Antagonism of the renin-angiotensin system can counteract cardiac angiogenic vascular endothelial growth factor gene therapy and myocardial angiogenesis in the normal heart.

BACKGROUND: The aim of this study was to test the hypothesis that angiotensin converting enzyme inhibition or angiotensin II antagonism can counteract cardiac human vascular endothelial growth factor-A165 (phVEGF-A165) induced angiogenesis.
METHODS: Mice were given a single intramyocardial injection of phVEGF-A165. Either enalapril or candesartan was given subcutaneously for 10 consecutive days. Hearts were harvested and capillary count was performed by immunohistochemistry. With similar design, groups of mice were sacrificed after 24 h for the determination of tissue expression of phVEGF-A protein, mRNA expression of mouse VEGF-A, and VEGF receptors 1 and 2, after pEGFP-Luc transfection for luciferase expression.

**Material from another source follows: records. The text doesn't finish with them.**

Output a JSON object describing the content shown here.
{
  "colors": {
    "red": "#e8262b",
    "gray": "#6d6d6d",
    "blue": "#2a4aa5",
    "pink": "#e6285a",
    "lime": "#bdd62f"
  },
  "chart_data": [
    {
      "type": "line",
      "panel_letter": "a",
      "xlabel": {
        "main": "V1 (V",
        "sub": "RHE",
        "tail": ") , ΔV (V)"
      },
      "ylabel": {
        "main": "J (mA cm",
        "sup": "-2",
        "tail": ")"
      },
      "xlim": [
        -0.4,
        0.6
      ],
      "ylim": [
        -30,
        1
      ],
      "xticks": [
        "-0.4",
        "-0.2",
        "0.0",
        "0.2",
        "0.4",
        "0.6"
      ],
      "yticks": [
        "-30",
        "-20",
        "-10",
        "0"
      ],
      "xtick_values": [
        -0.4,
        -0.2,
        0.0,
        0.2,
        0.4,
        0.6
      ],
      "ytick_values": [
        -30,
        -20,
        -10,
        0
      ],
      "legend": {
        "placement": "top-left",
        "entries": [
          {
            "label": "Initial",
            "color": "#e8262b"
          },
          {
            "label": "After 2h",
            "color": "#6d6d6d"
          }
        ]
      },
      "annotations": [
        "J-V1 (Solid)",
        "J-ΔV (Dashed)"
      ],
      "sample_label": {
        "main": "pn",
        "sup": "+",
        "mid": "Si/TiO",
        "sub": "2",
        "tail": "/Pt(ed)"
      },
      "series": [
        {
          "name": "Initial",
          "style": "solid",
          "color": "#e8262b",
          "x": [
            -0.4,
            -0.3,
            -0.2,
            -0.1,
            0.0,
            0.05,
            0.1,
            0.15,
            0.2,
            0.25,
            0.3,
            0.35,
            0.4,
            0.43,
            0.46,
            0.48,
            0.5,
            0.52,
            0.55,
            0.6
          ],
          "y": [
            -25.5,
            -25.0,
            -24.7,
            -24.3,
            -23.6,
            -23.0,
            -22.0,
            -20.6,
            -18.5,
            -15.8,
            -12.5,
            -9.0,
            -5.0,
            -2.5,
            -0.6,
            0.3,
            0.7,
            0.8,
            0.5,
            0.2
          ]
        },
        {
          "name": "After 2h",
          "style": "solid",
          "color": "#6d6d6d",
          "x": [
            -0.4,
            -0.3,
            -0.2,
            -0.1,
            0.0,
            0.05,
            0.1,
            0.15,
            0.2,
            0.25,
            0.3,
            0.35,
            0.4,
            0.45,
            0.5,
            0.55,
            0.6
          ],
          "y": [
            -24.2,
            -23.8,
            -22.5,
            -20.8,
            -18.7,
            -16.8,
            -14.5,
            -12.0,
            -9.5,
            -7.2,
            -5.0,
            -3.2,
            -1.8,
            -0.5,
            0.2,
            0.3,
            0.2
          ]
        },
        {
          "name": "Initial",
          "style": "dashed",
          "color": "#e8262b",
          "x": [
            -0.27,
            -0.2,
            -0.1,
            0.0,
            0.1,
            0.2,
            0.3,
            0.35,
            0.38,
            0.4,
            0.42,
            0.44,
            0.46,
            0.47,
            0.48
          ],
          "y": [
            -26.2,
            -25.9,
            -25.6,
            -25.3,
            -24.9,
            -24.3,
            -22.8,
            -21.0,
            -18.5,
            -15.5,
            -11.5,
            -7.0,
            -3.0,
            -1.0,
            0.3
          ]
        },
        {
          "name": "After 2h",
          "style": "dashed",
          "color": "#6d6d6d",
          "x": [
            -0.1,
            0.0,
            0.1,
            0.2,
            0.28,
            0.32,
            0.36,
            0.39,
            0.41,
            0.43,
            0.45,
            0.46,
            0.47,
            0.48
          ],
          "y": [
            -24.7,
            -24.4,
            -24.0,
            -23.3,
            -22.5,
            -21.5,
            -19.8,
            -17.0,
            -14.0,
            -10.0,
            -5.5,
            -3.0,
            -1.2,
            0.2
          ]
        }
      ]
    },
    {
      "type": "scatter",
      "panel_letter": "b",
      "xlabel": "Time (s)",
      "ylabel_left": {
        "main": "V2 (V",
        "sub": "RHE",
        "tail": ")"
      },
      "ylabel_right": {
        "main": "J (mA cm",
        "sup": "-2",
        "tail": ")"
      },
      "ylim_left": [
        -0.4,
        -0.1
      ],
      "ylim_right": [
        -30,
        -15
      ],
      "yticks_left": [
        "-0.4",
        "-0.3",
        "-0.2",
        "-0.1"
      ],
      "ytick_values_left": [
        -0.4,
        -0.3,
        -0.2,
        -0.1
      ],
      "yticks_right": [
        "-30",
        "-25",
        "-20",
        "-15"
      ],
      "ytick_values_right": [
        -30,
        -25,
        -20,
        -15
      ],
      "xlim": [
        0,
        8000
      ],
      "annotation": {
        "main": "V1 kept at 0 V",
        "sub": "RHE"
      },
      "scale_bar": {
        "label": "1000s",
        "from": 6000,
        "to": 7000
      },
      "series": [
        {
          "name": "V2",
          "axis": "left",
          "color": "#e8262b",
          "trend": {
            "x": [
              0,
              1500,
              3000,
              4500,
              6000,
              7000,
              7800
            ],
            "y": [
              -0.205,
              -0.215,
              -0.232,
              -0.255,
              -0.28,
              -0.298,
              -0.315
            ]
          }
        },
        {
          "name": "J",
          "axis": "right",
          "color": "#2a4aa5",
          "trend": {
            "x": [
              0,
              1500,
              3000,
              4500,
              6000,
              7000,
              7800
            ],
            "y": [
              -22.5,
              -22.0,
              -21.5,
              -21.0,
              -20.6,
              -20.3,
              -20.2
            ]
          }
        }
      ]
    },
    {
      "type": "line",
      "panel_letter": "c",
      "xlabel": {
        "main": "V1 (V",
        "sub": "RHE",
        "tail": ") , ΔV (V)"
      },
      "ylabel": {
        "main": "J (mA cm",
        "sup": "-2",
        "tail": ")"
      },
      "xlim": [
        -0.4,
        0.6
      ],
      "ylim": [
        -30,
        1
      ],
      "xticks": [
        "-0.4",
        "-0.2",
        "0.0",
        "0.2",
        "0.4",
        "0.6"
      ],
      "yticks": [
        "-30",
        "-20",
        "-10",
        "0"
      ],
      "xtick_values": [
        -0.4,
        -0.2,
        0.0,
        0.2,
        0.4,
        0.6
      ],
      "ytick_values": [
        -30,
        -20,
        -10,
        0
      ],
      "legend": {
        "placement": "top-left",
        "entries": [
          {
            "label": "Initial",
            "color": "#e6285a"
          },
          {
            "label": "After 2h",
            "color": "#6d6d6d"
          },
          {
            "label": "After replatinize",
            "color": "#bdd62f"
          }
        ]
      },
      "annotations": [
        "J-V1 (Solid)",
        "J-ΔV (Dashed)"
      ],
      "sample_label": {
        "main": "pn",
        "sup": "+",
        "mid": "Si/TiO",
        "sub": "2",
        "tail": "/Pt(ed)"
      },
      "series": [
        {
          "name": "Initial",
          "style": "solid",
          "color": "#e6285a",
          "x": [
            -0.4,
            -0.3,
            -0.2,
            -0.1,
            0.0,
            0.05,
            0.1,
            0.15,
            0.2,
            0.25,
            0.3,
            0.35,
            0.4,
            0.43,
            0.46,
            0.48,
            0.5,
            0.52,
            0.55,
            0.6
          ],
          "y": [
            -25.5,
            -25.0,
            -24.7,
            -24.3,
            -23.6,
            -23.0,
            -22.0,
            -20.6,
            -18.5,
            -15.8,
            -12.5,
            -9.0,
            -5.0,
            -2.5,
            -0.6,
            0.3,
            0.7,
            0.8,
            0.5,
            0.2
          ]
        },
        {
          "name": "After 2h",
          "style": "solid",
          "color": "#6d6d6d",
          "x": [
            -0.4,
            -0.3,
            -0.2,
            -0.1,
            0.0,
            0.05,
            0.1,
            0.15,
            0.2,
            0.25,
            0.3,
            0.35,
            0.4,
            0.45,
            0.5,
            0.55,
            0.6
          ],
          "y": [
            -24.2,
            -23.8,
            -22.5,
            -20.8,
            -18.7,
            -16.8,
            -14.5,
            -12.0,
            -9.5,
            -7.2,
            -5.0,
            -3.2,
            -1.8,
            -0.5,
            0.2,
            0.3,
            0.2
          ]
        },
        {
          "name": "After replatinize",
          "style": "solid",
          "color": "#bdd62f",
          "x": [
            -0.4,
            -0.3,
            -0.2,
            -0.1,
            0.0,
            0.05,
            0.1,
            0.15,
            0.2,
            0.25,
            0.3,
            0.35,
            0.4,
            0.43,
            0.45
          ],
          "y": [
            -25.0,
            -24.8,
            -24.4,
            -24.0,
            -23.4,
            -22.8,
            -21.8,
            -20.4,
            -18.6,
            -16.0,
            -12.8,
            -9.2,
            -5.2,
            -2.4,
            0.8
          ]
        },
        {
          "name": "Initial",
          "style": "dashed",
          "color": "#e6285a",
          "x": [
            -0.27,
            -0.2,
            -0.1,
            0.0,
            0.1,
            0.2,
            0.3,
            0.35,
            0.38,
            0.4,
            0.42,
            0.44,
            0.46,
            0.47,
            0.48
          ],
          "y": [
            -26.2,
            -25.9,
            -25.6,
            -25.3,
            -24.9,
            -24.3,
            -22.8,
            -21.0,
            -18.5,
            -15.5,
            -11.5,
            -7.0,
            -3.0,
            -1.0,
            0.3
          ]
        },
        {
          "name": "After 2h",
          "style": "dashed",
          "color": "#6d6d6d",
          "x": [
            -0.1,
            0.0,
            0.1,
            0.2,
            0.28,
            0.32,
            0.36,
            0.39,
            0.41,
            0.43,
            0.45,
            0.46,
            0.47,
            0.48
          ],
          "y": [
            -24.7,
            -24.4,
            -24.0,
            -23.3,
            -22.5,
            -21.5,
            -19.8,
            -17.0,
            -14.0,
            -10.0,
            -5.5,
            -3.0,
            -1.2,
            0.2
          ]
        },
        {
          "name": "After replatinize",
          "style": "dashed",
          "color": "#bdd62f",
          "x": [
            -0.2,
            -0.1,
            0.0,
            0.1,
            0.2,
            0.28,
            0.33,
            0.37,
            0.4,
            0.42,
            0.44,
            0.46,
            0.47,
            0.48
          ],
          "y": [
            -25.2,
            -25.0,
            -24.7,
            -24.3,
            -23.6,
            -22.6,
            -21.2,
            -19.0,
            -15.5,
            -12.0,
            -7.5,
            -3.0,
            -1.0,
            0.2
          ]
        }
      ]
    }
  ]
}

RESULTS: Increased myocardial capillary density (P < .02) induced by phVEGF-A165 was counteracted by both enalapril (P < .07) and candesartan (P < .02) and then did not differ from control values. We found that phVEGF-A165 induced myocardial hVEGF-A expression (110 +/- 15 pg/heart, P < .0001). Both enalapril and candesartan decreased (P < .01) expression of hVEGF-A to a level not different from control values. Although phVEGF-A165 upregulated (P < .0001) mVEGFR-2, addition of candesartan downregulated endogenous mVEGF-A (P < .0001) and mVEGFR-2 (P < .0001) below the level in normal myocardium. Enalapril or candesartan did not effect luciferase expression.
CONCLUSIONS: Enalapril and candesartan both specifically inhibit phVEGF-A165 induced myocardial angiogenesis in the normal heart. The mechanism of inhibition is a combination of inhibition of cardiac hVEGF-A expression and of decreased endogenous expression of the mVEGF ligand and receptor system.